Arkansas Governor Asa Hutchinson Decides To Double Down On Failed Faucism Against Voters’ Wishes

( Because he is in the pocket of Walmart and has a spine made of jelly, Arkansas Governor Asa Hutchinson is regretting signing into law a bill banning state and local mask mandates in Arkansas. Hutchinson said that when he signed the bill in April, cases in his state were at a low point. He also shifted the blame to the Arkansas legislature, adding that had he not signed the bill, they would have overrode his veto.

Last week, Hutchinson reinstated the state’s public health emergency and is now calling a special session for the Arkansas legislature asking them to change the mask mandate law so that school districts can impose masking requirements if they choose.

In a press conference on Tuesday, Hutchinson said he wished the mask mandate ban had not become law, adding that now the only way to change things is either to have the legislature amend the law or for the courts to declare it unconstitutional. His excuse for infringing on the liberty of Arkansans was “everything has changed now.”

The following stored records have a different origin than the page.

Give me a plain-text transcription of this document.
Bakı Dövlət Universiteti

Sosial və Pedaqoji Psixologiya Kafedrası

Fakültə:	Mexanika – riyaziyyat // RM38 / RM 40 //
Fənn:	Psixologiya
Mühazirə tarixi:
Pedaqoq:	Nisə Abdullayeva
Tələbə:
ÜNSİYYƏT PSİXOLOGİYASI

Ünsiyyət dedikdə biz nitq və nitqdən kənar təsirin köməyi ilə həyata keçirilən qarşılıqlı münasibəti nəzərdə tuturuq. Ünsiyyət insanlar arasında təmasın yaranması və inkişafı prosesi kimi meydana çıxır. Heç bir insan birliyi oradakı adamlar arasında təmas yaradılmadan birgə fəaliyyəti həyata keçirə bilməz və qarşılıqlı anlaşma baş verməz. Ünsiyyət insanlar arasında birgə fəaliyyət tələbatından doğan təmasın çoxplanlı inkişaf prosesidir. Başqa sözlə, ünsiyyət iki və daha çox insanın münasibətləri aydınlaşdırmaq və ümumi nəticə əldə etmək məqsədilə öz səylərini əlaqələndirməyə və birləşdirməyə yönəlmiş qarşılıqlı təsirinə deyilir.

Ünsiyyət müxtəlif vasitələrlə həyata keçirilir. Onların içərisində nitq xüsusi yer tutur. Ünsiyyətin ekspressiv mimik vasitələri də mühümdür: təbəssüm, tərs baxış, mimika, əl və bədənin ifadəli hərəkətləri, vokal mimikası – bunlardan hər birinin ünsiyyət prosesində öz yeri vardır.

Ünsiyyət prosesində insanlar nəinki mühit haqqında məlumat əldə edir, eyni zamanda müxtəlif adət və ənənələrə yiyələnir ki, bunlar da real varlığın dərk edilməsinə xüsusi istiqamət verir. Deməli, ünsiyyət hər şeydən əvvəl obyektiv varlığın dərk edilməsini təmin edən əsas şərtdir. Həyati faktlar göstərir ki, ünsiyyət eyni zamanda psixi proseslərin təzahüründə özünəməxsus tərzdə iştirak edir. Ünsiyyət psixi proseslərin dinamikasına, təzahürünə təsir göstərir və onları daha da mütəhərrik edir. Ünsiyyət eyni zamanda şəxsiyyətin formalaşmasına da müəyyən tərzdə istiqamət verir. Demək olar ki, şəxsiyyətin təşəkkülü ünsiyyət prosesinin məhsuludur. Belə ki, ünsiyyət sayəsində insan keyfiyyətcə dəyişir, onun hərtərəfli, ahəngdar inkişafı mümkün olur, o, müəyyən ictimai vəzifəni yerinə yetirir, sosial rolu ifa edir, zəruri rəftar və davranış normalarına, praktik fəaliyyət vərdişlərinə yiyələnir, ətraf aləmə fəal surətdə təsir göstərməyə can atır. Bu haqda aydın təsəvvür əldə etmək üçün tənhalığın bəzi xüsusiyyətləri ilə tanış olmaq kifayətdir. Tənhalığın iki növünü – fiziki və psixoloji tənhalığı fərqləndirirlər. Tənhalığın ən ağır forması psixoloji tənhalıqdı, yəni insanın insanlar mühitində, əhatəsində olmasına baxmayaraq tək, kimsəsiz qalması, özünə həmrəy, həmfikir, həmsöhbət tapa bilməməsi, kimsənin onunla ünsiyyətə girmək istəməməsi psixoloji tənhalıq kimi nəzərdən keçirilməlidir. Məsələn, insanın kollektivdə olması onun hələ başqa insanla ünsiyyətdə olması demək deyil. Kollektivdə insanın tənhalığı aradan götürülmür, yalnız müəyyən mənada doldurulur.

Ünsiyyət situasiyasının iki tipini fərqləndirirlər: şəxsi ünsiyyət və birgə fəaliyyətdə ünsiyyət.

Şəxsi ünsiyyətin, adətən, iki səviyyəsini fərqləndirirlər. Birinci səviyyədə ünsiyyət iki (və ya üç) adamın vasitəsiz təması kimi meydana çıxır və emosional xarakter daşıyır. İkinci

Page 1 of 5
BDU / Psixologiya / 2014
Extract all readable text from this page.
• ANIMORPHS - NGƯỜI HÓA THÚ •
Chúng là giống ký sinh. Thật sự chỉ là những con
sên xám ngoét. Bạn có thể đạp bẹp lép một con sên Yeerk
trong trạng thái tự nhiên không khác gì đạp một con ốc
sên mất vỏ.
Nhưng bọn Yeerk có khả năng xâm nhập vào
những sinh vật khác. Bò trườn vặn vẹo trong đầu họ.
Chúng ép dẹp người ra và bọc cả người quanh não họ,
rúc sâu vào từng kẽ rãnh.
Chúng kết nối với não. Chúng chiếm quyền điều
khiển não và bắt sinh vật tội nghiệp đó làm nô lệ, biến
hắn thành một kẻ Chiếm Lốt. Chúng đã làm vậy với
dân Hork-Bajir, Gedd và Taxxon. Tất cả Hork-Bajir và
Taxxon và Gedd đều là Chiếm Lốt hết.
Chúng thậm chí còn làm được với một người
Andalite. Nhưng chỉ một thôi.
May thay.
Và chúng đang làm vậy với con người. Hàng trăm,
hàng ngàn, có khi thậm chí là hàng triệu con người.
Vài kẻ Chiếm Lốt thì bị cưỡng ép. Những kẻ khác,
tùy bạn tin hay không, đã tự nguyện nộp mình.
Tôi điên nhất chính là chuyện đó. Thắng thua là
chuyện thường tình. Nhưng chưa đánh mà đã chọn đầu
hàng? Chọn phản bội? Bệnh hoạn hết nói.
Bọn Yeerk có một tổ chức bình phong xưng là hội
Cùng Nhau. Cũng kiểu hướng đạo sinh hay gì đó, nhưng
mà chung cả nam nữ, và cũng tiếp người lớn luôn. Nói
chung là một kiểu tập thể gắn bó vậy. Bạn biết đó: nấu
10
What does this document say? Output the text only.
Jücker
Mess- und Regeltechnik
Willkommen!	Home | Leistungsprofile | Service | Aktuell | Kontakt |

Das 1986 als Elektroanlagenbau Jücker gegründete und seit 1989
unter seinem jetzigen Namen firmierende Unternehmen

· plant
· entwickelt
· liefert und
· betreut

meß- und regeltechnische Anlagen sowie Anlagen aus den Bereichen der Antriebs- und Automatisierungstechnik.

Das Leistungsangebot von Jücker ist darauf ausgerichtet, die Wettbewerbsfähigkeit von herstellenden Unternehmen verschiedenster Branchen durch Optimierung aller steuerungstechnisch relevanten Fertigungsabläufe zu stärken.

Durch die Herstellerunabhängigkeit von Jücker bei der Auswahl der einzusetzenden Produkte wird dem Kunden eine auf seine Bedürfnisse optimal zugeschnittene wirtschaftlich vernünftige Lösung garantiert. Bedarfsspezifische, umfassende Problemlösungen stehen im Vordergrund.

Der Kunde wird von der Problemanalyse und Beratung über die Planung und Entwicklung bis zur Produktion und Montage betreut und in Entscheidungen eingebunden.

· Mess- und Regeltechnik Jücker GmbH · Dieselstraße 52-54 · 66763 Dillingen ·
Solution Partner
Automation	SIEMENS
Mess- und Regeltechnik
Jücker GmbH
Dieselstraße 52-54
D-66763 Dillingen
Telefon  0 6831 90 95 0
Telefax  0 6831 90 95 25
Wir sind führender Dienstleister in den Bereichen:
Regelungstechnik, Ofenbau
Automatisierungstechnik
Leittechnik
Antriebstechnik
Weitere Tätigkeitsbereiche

Arkansas Secretary of Health Jose Romero recently reported that almost 19 percent of Arkansas’ current COVID-19 cases are among children under the age of 18.

But how many of those children under 18 are currently in the ICU or hospitalized? While percentages are useful, they also mask (no pun intended) the true numbers of cases and their severity. Children are far less likely to suffer severe symptoms of COVID-19. Likewise, they are far less likely to contract or transmit the virus.

According to columnist Daniel Horowitz at the Blaze, the Republican-controlled legislature has a golden opportunity to use this special legislative session to develop a better COVID response instead of doing as Hutchinson expects by doubling down on failed Faucism.

In short, Horowitz believes that the legislature should give Hutchinson “a session that he will never forget.”

Horowitz argues that the old COVID response did nothing to slow the spread – something that should be clear seventeen months into this mess. He suggests instead that the legislature should consider measures that promote early treatment, prophylaxis and long-term boosting to the immune system.